Al principio iba hacia una mujer de mármol y le pasaba los dedos por la garganta. El busto estaba colocado en una mesita de patas largas y débiles; las primeras veces se tambaleaba. Yo había tomado a la mujer del pelo con una mano para acariciarla con la otra. Se sobreentendía que el pelo no era de pelo sino de mármol. Pero la primera vez que le puse la mano encima para asegurarme que no se movería, se produjo algún instante de confusión y olvido. Sin querer, al encontrarla parecida a una mujer de la realidad, había pensado en el respeto que le debía, en los actos que correspondían al trato con una mujer real. Fue entonces que tuve el instante de confusión. Pero después sentía el placer de violar una cosa seria. En aquella mujer se confundía algo conocido –el parecido a una de carne y hueso, lo de saber que era de mármol y cosas de menor interés–; y algo desconocido –lo que tenía de diferente a las otras, su historia (suponía vagamente que la habrían traído de Europa –y más vagamente suponía a Europa–, en qué lugar estaría cuando la compraron, los que la habrían tocado, etc.) y sobre todo lo que tenía que ver con Celina. Pero en el placer que yo tenía al acariciar su cuello se confundían muchas cosas más. Me desilusionaban los ojos. Para imitar el iris y la niña habían agujereado el mármol y parecían los de un pescado. Daba fastidio que no se hubieran tomado el trabajo de imitar las rayitas del pelo: aquello era una masa de mármol que enfriaba las manos. Cuando ya iba a empezar el seno, se terminaba el busto y empezaba un cubo en el que se apoyaba toda la figura. Además, en el lugar donde iba a empezar el seno había una flor tan dura que si uno pasaba los dedos apurados podía cortarse. (Tampoco le encontraba gracia imitar una de esas flores: había a montones en cualquiera de los cercos del camino.)

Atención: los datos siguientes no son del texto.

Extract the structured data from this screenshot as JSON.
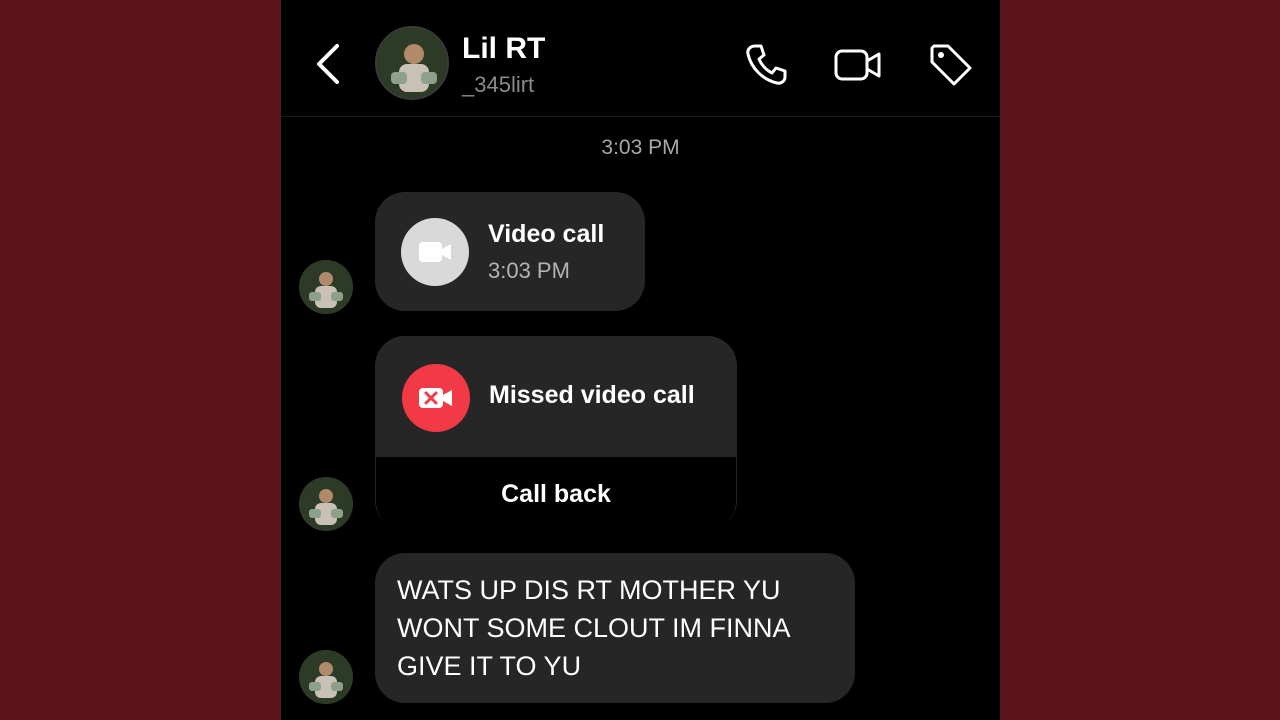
{
  "header": {
    "name": "Lil RT",
    "handle": "_345lirt",
    "icons": [
      "back-icon",
      "phone-icon",
      "video-camera-icon",
      "tag-icon"
    ]
  },
  "thread": {
    "timestamp": "3:03 PM",
    "video_call": {
      "title": "Video call",
      "time": "3:03 PM"
    },
    "missed_call": {
      "title": "Missed video call",
      "action": "Call back"
    },
    "message": "WATS UP DIS RT MOTHER YU WONT SOME CLOUT IM FINNA GIVE IT TO YU"
  },
  "colors": {
    "background": "#5a141a",
    "screen": "#000000",
    "bubble": "#262626",
    "missed_red": "#f23a47",
    "video_gray": "#d9d9d9"
  }
}
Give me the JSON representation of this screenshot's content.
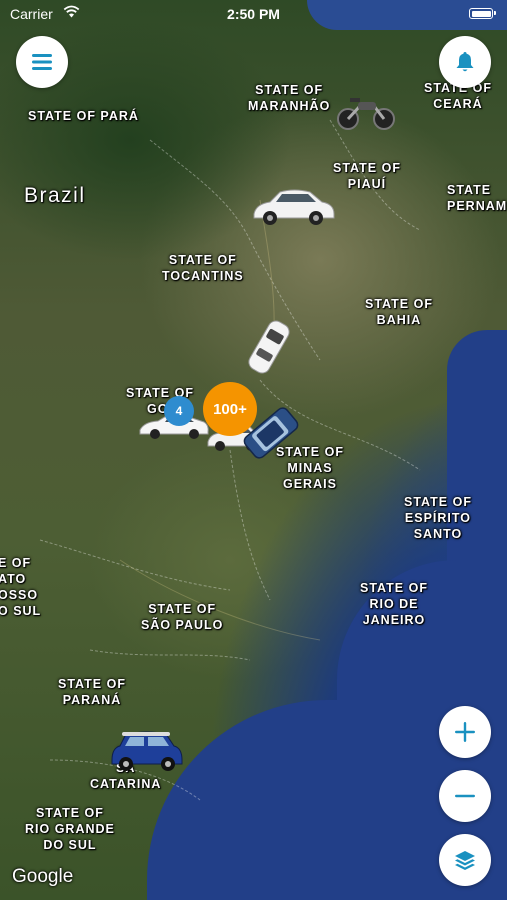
{
  "status_bar": {
    "carrier": "Carrier",
    "time": "2:50 PM"
  },
  "map": {
    "country_label": "Brazil",
    "state_labels": [
      {
        "id": "para",
        "text": "STATE OF PARÁ"
      },
      {
        "id": "maranhao",
        "text": "STATE OF\nMARANHÃO"
      },
      {
        "id": "ceara",
        "text": "STATE OF\nCEARÁ"
      },
      {
        "id": "piaui",
        "text": "STATE OF\nPIAUÍ"
      },
      {
        "id": "pernambuco",
        "text": "STATE\nPERNAM"
      },
      {
        "id": "tocantins",
        "text": "STATE OF\nTOCANTINS"
      },
      {
        "id": "bahia",
        "text": "STATE OF\nBAHIA"
      },
      {
        "id": "goias",
        "text": "STATE OF\nGOI"
      },
      {
        "id": "minas",
        "text": "STATE OF\nMINAS\nGERAIS"
      },
      {
        "id": "espirito",
        "text": "STATE OF\nESPÍRITO\nSANTO"
      },
      {
        "id": "mato",
        "text": "E OF\nATO\nOSSO\nO SUL"
      },
      {
        "id": "saopaulo",
        "text": "STATE OF\nSÃO PAULO"
      },
      {
        "id": "rio",
        "text": "STATE OF\nRIO DE\nJANEIRO"
      },
      {
        "id": "parana",
        "text": "STATE OF\nPARANÁ"
      },
      {
        "id": "santacatarina",
        "text": "ST\nSA\nCATARINA"
      },
      {
        "id": "riogrande",
        "text": "STATE OF\nRIO GRANDE\nDO SUL"
      }
    ],
    "attribution": "Google"
  },
  "clusters": [
    {
      "id": "orange",
      "count": "100+",
      "color": "#f59400"
    },
    {
      "id": "blue",
      "count": "4",
      "color": "#2e8ccf"
    }
  ],
  "vehicles": [
    {
      "id": "motorcycle",
      "kind": "motorcycle"
    },
    {
      "id": "car-piaui",
      "kind": "white-sedan"
    },
    {
      "id": "car-bahia",
      "kind": "white-sedan"
    },
    {
      "id": "car-goias",
      "kind": "white-sports-car"
    },
    {
      "id": "car-center",
      "kind": "white-sedan"
    },
    {
      "id": "car-blue",
      "kind": "blue-sedan"
    },
    {
      "id": "car-mini",
      "kind": "blue-mini"
    }
  ],
  "controls": {
    "menu_icon": "hamburger-icon",
    "notification_icon": "bell-icon",
    "zoom_in_icon": "plus-icon",
    "zoom_out_icon": "minus-icon",
    "layers_icon": "layers-icon",
    "accent_color": "#1a91c0"
  }
}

Al rato de mirar y tocar la mujer también se me producía como una memoria triste de saber cómo eran los pedazos de mármol que imitaban los pedazos de ella; y ya se habían deshecho bastante las confusiones entre lo que era ella y lo que sería una mujer real. Sin embargo, a la primera oportunidad de encontrarnos solos, ya los dedos se me iban hacia su garganta. Y hasta había llegado a sentir, en momentos que nos acompañaban otras personas –cuando mamá y Celina hablaban de cosas aburridísimas– cierta complicidad con ella. Al mirarla de más lejos y como de paso, la volvía a ver entera y a tener un instante de confusión.

Dentro de un cuadro había dos óvalos con las fotografías de un matrimonio pariente de Celina. La mujer tenía una cabeza bondadosamente inclinada, pero la garganta, abultada, me hacía pensar en un sapo. Una de las veces que la miraba, fui llamado, no sé cómo, por la mirada del marido. Por más que yo lo observaba de reojo, él siempre me miraba de frente y en medio de los ojos. Hasta cuando yo caminaba de un lugar a otro de la sala y tropezaba con una silla, sus ojos se dirigían al centro de mis pupilas. Y era fatalmente yo, quien debía bajar la mirada. La esposa expresaba dulzura no sólo en la inclinación sino en todas las partes de su cabeza: hasta con el peinado alto y la garganta de sapo. Dejaba que todas sus partes fueran buenas: era como un gran postre que por cualquier parte que se probara tuviera rico gusto. Pero había algo que no solamente dejaba que fuera bueno, sino que se dirigía a mí: eso estaba en los ojos. Cuando yo tenía la preocupación de no poder mirarla a gusto porque al lado estaba el marido, los ojos de ella tenían una expresión y una manera de entrar en los míos que equivalía a aconsejarme: “No le hagas caso; yo te comprendo, mi querido”. Y aquí empezaba otra de mis preocupaciones. Siempre pensé que las personas buenas, las que más me querían, nunca me comprendieron; nunca se dieron cuenta que yo las traicionaba, que tenía para ellas malos pensamientos.